Abbiamo incontrato Antonio Chiappani, alla guida della Procura di Bergamo dal dopo-lockdown del 2020, e abbiamo cercato di capire a che punto siano le indagini sulle possibili responsabilità nella diffusione del Covid. Già alla fine dello scorso anno, Chiappani aveva denunciato chiare omissioni da parte di chi avrebbe dovuto monitorare la situazione.
Procuratore capo Chiappani, com’è stata ad oggi la sua esperienza qui a Bergamo?
Ad oggi un’esperienza molto positiva: ho trovato un bel clima in Procura, nonostante sia arrivato all’uscita dal lockdown, con giudici molto preparati. C’è stato qualche problema da risolvere per quanto riguarda la mancanza di personale, ma stiamo man mano risolvendo, garantendo risorse per ogni tipo di servizio. Ogni magistrato dispone di un segretario e di un addetto di polizia giudiziaria. Ci sono dei servizi in comune, soprattutto per quanto riguarda il deposito e l’accesso agli atti da parte degli avvocati, e l’ufficio esecuzioni penali lavora a pieno ritmo per smaltire l’arretrato, e rendere così esecutive le sentenze datate. Ho trovato molti casi interessanti su cui lavorare. Impegnativo, ma interessante.
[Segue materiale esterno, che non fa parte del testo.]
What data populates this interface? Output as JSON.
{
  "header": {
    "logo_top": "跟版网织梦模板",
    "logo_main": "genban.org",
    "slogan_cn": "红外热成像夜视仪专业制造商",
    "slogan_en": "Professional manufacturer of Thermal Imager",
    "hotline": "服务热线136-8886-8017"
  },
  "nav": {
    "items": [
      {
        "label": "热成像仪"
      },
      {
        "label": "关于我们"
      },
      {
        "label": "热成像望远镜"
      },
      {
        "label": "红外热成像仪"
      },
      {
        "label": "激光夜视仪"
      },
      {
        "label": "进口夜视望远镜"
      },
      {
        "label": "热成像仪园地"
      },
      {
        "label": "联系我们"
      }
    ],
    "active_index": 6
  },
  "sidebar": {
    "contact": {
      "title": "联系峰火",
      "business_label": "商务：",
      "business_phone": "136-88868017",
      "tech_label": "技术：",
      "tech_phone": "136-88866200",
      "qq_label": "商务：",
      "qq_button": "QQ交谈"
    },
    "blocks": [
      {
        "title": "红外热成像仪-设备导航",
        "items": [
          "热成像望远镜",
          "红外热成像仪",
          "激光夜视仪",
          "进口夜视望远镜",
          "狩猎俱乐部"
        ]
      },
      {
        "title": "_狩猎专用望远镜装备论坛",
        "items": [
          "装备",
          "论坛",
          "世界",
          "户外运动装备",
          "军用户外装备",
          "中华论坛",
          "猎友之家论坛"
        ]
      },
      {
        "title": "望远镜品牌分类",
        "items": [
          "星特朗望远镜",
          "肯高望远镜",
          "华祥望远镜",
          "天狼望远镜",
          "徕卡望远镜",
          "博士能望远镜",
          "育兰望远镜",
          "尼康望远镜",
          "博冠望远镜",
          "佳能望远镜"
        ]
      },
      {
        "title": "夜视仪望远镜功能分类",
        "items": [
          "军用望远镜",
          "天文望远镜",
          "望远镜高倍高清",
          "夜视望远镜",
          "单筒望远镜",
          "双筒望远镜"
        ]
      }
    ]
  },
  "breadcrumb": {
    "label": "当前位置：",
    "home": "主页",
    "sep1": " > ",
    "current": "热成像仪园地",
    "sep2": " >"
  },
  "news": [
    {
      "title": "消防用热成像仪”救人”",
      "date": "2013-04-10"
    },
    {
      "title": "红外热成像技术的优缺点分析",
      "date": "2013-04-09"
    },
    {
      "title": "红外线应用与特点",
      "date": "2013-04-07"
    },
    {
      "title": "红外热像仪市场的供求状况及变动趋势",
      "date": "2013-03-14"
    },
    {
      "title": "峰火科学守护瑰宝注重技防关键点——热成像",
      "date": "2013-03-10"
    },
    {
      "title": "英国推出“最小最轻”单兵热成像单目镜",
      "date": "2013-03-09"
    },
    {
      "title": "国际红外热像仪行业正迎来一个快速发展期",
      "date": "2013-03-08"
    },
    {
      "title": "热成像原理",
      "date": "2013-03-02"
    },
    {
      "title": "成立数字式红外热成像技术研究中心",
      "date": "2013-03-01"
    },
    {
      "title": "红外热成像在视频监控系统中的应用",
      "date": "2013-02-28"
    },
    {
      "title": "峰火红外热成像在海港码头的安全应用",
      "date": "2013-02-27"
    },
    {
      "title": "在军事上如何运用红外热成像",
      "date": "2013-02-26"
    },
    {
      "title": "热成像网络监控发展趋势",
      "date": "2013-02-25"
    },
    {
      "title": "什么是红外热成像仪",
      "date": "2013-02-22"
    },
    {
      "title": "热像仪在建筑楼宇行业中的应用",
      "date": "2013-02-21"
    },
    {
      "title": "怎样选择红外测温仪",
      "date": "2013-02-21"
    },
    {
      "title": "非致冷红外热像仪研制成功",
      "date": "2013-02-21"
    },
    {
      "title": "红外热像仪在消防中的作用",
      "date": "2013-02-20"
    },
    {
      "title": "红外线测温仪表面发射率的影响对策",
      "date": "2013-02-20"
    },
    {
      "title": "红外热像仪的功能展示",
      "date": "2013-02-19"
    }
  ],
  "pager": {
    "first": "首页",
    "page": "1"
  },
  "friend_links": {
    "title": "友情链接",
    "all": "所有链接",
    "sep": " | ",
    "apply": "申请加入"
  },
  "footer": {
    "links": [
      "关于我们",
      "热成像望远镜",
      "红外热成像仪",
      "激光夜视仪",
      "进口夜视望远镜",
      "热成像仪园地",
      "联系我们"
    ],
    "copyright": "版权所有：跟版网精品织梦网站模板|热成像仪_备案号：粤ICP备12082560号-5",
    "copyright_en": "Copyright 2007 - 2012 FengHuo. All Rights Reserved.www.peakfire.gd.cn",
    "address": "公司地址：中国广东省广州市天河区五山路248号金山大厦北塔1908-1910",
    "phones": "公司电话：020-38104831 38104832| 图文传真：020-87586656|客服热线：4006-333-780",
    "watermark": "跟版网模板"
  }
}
È arrivato da Lecco, un ambiente per certi versi simile, entrambe città sobrie e operose, che differenze ha trovato?
Quella lecchese era una procura molto più piccola e di conseguenza più problematica, sempre per quanto riguarda la carenza di personale, che rendeva difficile garantire i servizi essenziali. La tipologia di reati che affrontiamo è invece in linea tra le due città, specialmente dal punto di vista dei reati finanziari, proprio perché le città della Lombardia orientale hanno un’ossatura economica molto simile.
Ha assunto il suo mandato in un momento complicato, di poco successivo allo scoppio della pandemia. Alla fine dello scorso anno, ha parlato di possibili omissioni da parte delle istituzioni preposte a lanciare l’allarme.
Le indagini che stiamo svolgendo lo stanno dimostrando. Tutti eravamo alquanto impreparati, si è sottovalutata la situazione. Come nelle imprese è importante la valutazione del rischio, così dovrebbe essere nella società, e qui la valutazione del rischio non c’è proprio stata. Ormai questo è evidente a tutti i livelli. Il piano pandemico antiinfluenzale risaliva al 2006 e non era mai stato aggiornato, non esisteva un piano di attuazione né la formazione del personale sanitario, le strutture non erano monitorate. Fossero stati previsti dall’inizio i triage e i reparti separati, forse una parte del disastro si sarebbe potuta evitare.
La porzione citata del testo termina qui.